D’une nouvelle à l’autre Catherine Lamarche nous place à la lisière de deux mondes où se croisent humains en déroute et animaux presque sauvages vers d’improbables rencontres. Chacun tente de rejoindre l’autre, mais l’on ne sait qui, de la bête ou de l’humain, est en quête de protection.
Parfois s’espèrent des « enfin » qui effaceraient des interrogations et des doutes au moment où chacun a envie de rebrousser chemin — même si, souvent, il ne semble apparaître nulle clairière en vue, nulle route.

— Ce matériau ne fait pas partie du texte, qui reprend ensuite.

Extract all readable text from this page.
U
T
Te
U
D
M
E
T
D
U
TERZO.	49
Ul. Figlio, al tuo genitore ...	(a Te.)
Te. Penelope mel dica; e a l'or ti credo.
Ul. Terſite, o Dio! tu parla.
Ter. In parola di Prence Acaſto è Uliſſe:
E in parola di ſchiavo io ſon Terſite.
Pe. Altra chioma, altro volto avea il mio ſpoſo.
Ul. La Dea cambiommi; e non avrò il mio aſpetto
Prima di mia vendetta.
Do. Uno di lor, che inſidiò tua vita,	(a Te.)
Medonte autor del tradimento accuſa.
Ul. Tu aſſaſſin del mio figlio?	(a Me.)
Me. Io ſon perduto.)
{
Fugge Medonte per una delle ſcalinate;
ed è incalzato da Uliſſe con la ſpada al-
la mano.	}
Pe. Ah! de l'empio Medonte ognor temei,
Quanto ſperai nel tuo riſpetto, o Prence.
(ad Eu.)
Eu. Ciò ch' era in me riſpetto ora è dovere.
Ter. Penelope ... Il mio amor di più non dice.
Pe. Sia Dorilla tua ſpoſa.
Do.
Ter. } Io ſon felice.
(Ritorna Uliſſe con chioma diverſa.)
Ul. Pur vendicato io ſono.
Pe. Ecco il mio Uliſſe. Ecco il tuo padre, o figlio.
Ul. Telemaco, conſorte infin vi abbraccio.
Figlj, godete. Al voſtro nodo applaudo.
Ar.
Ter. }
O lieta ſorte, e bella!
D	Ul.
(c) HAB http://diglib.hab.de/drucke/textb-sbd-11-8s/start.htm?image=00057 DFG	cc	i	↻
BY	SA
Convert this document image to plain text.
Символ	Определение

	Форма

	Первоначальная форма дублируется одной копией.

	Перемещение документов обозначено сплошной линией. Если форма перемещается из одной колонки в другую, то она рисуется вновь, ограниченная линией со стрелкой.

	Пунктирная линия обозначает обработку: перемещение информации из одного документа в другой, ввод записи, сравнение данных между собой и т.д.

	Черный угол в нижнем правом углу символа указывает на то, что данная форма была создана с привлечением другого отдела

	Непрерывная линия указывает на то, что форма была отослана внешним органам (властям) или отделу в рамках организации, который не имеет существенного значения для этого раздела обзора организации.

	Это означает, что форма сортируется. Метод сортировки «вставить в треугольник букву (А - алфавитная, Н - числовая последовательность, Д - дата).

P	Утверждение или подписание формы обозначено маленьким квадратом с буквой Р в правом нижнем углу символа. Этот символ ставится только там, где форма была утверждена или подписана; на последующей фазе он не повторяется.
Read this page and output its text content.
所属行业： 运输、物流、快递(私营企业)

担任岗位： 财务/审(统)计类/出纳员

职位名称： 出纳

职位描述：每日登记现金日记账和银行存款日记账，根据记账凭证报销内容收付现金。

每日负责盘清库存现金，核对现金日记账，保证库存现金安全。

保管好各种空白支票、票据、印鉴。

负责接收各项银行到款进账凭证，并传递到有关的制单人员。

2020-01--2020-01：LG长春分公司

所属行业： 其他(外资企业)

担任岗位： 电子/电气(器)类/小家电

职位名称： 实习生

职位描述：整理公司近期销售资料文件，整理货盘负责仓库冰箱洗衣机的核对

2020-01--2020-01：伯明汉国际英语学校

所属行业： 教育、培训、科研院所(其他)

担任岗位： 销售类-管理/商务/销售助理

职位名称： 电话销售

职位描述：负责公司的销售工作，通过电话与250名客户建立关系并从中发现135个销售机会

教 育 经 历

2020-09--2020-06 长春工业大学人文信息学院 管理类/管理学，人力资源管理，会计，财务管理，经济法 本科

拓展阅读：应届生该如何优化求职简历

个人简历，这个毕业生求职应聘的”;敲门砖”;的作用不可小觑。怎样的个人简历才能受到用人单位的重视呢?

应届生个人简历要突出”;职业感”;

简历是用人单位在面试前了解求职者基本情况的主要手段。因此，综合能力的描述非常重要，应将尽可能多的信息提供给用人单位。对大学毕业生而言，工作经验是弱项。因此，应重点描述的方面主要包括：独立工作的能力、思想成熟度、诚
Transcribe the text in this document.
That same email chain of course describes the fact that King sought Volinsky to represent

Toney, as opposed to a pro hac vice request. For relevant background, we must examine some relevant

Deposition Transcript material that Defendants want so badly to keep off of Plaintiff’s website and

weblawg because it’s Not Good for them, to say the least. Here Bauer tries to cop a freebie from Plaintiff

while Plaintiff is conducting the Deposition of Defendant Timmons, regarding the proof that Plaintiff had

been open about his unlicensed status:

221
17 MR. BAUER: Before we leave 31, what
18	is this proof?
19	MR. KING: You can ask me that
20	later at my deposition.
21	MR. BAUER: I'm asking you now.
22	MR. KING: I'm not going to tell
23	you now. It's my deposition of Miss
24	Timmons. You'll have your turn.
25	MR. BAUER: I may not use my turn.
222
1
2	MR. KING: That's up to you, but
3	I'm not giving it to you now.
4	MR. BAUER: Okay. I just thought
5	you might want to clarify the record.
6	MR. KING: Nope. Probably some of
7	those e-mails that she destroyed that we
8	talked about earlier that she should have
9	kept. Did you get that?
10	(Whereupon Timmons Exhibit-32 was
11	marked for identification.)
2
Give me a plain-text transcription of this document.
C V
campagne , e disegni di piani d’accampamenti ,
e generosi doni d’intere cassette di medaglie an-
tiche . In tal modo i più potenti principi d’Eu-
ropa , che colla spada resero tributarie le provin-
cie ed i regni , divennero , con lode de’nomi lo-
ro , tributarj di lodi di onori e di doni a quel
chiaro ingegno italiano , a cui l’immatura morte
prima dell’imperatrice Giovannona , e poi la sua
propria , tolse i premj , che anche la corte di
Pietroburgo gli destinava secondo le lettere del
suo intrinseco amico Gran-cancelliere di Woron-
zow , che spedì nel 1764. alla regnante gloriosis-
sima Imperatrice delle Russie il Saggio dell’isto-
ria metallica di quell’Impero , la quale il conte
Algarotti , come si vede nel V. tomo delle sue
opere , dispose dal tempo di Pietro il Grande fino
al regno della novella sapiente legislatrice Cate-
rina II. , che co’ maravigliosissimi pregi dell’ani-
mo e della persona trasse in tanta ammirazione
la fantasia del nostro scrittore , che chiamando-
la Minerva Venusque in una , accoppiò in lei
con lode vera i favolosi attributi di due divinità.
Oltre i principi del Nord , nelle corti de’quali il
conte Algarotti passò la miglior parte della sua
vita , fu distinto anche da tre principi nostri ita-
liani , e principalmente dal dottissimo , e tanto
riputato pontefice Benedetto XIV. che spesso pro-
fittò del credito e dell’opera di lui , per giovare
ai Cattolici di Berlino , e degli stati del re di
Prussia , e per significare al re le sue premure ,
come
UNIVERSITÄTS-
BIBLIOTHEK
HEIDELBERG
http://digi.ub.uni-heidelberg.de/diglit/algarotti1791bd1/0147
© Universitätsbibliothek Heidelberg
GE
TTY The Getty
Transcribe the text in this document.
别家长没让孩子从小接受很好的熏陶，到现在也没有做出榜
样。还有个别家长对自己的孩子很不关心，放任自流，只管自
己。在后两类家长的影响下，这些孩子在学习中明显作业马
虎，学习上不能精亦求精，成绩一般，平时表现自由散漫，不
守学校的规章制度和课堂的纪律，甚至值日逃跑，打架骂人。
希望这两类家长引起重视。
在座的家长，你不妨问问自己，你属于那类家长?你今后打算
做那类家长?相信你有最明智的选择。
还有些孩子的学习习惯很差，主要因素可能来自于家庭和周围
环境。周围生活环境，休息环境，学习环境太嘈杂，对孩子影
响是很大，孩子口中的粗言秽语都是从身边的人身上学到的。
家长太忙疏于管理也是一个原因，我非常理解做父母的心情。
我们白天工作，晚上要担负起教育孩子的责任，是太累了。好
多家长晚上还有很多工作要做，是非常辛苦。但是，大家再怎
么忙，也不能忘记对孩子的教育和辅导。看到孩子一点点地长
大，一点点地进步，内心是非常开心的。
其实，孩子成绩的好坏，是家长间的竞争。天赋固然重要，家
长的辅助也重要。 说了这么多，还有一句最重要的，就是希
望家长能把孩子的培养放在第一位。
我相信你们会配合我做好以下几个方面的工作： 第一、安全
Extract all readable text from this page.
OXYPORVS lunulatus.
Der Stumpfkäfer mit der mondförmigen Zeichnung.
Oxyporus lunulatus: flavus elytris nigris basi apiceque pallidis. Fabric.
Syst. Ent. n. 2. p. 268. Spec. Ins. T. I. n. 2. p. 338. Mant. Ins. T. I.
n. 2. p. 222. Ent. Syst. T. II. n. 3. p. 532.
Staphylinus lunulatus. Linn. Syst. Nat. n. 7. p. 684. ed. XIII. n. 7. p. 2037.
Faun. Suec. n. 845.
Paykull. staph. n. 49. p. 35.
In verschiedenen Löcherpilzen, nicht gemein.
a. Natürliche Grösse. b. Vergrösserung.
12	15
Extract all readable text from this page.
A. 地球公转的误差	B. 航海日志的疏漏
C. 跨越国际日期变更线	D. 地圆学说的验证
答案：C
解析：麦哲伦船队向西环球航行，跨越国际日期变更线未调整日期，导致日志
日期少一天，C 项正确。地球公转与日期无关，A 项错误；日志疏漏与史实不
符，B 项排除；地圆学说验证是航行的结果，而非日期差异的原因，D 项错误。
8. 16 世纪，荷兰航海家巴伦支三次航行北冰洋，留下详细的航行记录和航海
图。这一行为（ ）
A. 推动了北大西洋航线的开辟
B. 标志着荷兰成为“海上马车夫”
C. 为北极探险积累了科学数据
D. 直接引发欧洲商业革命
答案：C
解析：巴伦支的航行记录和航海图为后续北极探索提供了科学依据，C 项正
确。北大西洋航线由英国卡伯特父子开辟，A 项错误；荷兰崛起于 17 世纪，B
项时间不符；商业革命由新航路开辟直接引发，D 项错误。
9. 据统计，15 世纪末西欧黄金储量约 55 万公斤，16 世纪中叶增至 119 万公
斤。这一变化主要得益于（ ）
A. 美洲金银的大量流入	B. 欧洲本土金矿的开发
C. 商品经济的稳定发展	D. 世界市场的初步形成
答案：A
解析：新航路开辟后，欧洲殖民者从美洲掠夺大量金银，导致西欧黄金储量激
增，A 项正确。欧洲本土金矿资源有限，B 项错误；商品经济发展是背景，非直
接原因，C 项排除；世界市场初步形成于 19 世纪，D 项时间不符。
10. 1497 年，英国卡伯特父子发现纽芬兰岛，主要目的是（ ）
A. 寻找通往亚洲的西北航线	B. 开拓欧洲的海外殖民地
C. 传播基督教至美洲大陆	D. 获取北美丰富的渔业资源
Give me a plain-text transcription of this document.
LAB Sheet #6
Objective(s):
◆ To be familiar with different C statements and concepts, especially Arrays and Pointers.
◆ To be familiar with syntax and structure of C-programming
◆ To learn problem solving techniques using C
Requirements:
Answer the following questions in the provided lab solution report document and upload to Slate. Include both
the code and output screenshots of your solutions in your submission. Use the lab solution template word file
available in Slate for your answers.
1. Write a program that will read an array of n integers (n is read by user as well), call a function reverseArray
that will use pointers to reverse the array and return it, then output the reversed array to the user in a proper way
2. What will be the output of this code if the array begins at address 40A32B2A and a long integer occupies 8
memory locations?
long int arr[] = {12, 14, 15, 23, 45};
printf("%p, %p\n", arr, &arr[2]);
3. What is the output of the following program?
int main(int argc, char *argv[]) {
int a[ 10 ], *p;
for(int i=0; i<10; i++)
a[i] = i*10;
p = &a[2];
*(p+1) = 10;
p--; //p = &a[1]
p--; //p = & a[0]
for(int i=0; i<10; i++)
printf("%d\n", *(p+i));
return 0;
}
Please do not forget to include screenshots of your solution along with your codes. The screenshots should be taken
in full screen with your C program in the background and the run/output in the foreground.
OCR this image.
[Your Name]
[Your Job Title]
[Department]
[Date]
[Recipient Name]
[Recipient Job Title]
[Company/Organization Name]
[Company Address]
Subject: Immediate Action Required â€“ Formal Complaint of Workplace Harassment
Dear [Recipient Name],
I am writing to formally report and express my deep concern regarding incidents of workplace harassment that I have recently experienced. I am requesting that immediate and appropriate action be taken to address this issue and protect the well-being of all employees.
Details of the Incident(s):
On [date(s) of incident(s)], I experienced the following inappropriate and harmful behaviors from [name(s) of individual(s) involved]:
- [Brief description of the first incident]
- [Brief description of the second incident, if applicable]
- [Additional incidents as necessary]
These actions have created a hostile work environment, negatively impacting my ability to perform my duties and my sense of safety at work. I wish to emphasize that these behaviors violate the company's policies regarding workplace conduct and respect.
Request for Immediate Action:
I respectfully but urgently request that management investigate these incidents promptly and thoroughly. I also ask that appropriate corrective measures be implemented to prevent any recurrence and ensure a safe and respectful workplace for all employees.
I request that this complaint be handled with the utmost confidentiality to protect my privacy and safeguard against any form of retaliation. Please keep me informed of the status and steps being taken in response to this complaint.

Caroline Lamarche reste proche du monde de la sensation et de l’émotion. Son écriture poétique fait entrer dans ce que Denis Roche nomma « la mort plate » au sujet de la photographie. Comme elle, l’écriture ne peut prétendre à la réalité. La «mort» évoquée par l’écrivaine est donc provisoire ou irrecevable.
Elle n’est pas – et paradoxalement — en abîme du monde, elle ne peut qu’en reproduire une surface toujours illusoire que l’homme ou l’animal peut finir par rejeter.
Chaque nouvelle soumet à une sorte de régime de fascination-répulsion là où tout pourtant «s’encendre» (Beckett) pour mieux renaître et recommencer. Un cheval nommé Mensonge emporte une enfant loin du monde mensonge des adultes, un écureuil exorcise la folie ou l’ennui dans des forêts de songes vouées à la destruction par les bouleversements climatiques mais où Merlin l’enchanteur pousse encore sa goualante.
Entre la simplicité narrative et la sauvagerie souterraine à la lisière du chaos devenu le plat du jour de l’existant, le vivant bouge encore. Dans sa musique particulière, l’absence tient compagnie à la déshérence.
On apprend aussi que l’union parfaite vient lorsque les visages se séparent. Dès lors, ce qu’on croit perdre n’est que transformé. Et les nouvelles mêlent le désert au désir. Reste à savoir lequel efface l’autre.
Caroline Lamarche les fait parler afin de faire croître ce qui est encore possible sans jamais donner sa langue au chat.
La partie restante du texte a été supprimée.